The planned story was a mean, lean 8000-words, but then things got out of hand – as they usually do when Helena Saratova (or rather, Pandora Marcikowska) is involved – and the finished work turned out to be a 13.000 words novella, with an extra 2000 words of historical notes and assorted stuff. Stuff like…
The Forced March tablets that Pandora, Mariya and Varvara use during the emergency with the wounded were a standard supply from the British Army.
“Containing the combined active principles of Kola Nut and Coca leaves. Allays hunger and prolongs the powers of endurance. DIRECTION – one to be dissolved in the mouth every hour when undergoing continued mental strain or physical exertion.”
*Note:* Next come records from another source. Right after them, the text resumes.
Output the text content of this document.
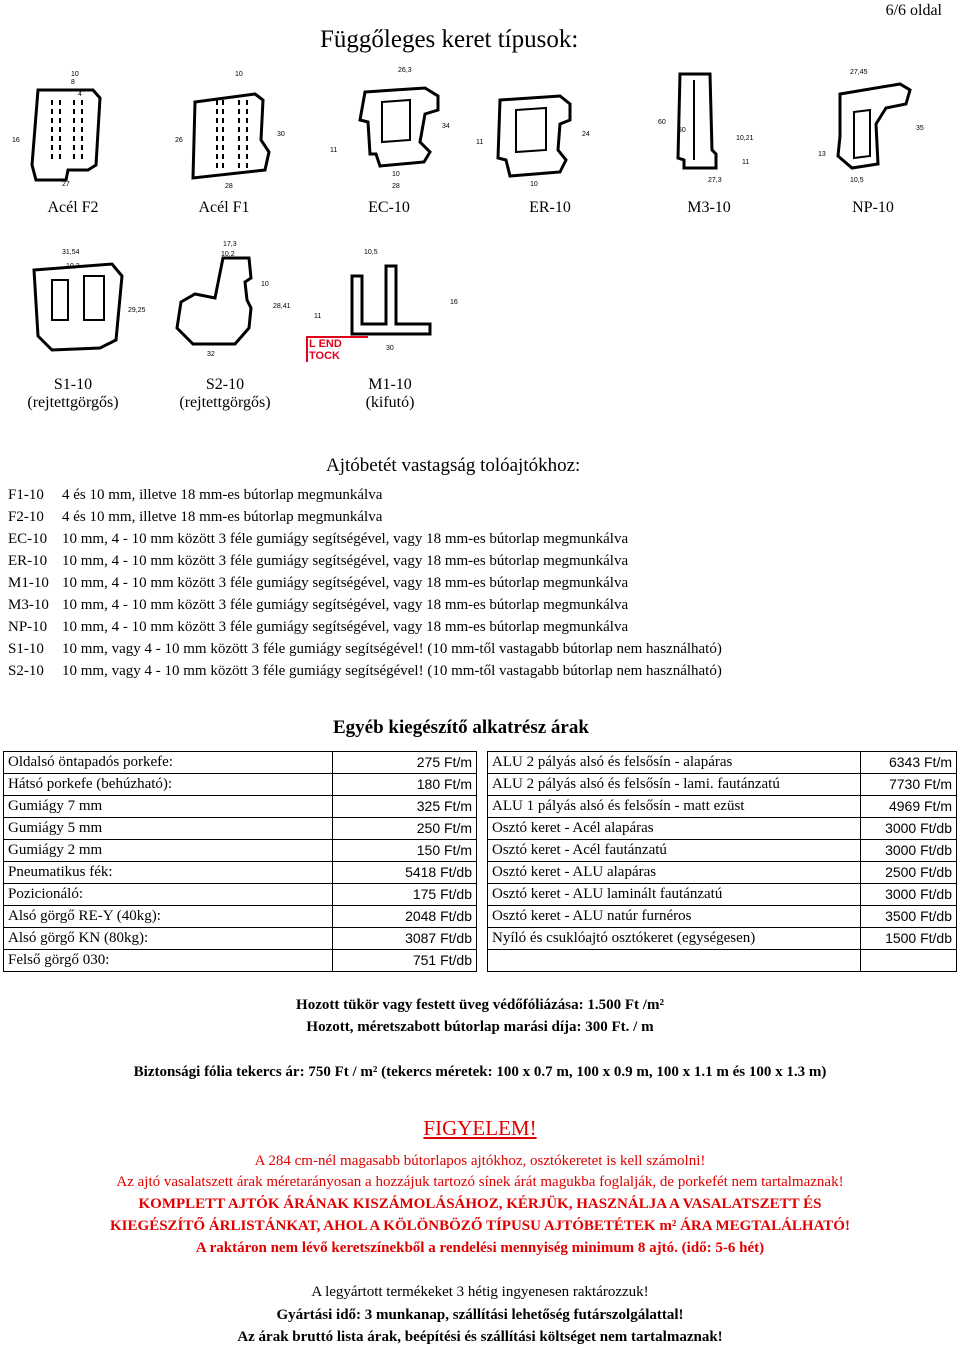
6/6 oldal
Függőleges keret típusok:
10
8
4
16
27
10
26
30
28
26,3
34
11
10
28
24
11
10
60
50
10,21
11
27,3
27,45
35
13
10,5
Acél F2	Acél F1	EC-10	ER-10	M3-10	NP-10
31,54
10,2
29,25
17,3
10,2
10
28,41
32
10,5
11
16
30
L END
TOCK
S1-10
(rejtettgörgős)
S2-10
(rejtettgörgős)
M1-10
(kifutó)
Ajtóbetét vastagság tolóajtókhoz:
F1-10 4 és 10 mm, illetve 18 mm-es bútorlap megmunkálva
F2-10 4 és 10 mm, illetve 18 mm-es bútorlap megmunkálva
EC-10 10 mm, 4 - 10 mm között 3 féle gumiágy segítségével, vagy 18 mm-es bútorlap megmunkálva
ER-10 10 mm, 4 - 10 mm között 3 féle gumiágy segítségével, vagy 18 mm-es bútorlap megmunkálva
M1-10 10 mm, 4 - 10 mm között 3 féle gumiágy segítségével, vagy 18 mm-es bútorlap megmunkálva
M3-10 10 mm, 4 - 10 mm között 3 féle gumiágy segítségével, vagy 18 mm-es bútorlap megmunkálva
NP-10 10 mm, 4 - 10 mm között 3 féle gumiágy segítségével, vagy 18 mm-es bútorlap megmunkálva
S1-10 10 mm, vagy 4 - 10 mm között 3 féle gumiágy segítségével! (10 mm-től vastagabb bútorlap nem használható)
S2-10 10 mm, vagy 4 - 10 mm között 3 féle gumiágy segítségével! (10 mm-től vastagabb bútorlap nem használható)
Egyéb kiegészítő alkatrész árak
Oldalsó öntapadós porkefe:	275 Ft/m
Hátsó porkefe (behúzható):	180 Ft/m
Gumiágy 7 mm	325 Ft/m
Gumiágy 5 mm	250 Ft/m
Gumiágy 2 mm	150 Ft/m
Pneumatikus fék:	5418 Ft/db
Pozicionáló:	175 Ft/db
Alsó görgő RE-Y (40kg):	2048 Ft/db
Alsó görgő KN (80kg):	3087 Ft/db
Felső görgő 030:	751 Ft/db
ALU 2 pályás alsó és felsősín - alapáras	6343 Ft/m
ALU 2 pályás alsó és felsősín - lami. fautánzatú	7730 Ft/m
ALU 1 pályás alsó és felsősín - matt ezüst	4969 Ft/m
Osztó keret - Acél alapáras	3000 Ft/db
Osztó keret - Acél fautánzatú	3000 Ft/db
Osztó keret - ALU alapáras	2500 Ft/db
Osztó keret - ALU laminált fautánzatú	3000 Ft/db
Osztó keret - ALU natúr furnéros	3500 Ft/db
Nyíló és csuklóajtó osztókeret (egységesen)	1500 Ft/db

Hozott tükör vagy festett üveg védőfóliázása: 1.500 Ft /m²
Hozott, méretszabott bútorlap marási díja: 300 Ft. / m
Biztonsági fólia tekercs ár: 750 Ft / m² (tekercs méretek: 100 x 0.7 m, 100 x 0.9 m, 100 x 1.1 m és 100 x 1.3 m)
FIGYELEM!
A 284 cm-nél magasabb bútorlapos ajtókhoz, osztókeretet is kell számolni!
Az ajtó vasalatszett árak méretarányosan a hozzájuk tartozó sínek árát magukba foglalják, de porkefét nem tartalmaznak!
KOMPLETT AJTÓK ÁRÁNAK KISZÁMOLÁSÁHOZ, KÉRJÜK, HASZNÁLJA A VASALATSZETT ÉS
KIEGÉSZÍTŐ ÁRLISTÁNKAT, AHOL A KÖLÖNBÖZŐ TÍPUSU AJTÓBETÉTEK m² ÁRA MEGTALÁLHATÓ!
A raktáron nem lévő keretszínekből a rendelési mennyiség minimum 8 ajtó. (idő: 5-6 hét)
A legyártott termékeket 3 hétig ingyenesen raktározzuk!
Gyártási idő: 3 munkanap, szállítási lehetőség futárszolgálattal!
Az árak bruttó lista árak, beépítési és szállítási költséget nem tartalmaznak!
So yes, cocaine & caffeine tablets, Coca-Cola in pills, but a lot more addictive, perfect to keep fatigue at bay and improve night vision. The effects of the tablets explain, probably, Mariya rambling and being vaguely paranoid in chapter 7.
But it’s OK, really.
No, not the cocaine tablets – the fact that the story expanded and went in directions I had not planned – this is after all the good thing of working on a project of mine, with my deadlines and no specific requirements but writing the best story possible.
And I did it.
And I think I’m going to do it again, because a lot of Central Asia lies beyond Krasnoyarsk, and Pandora has still a long way to go.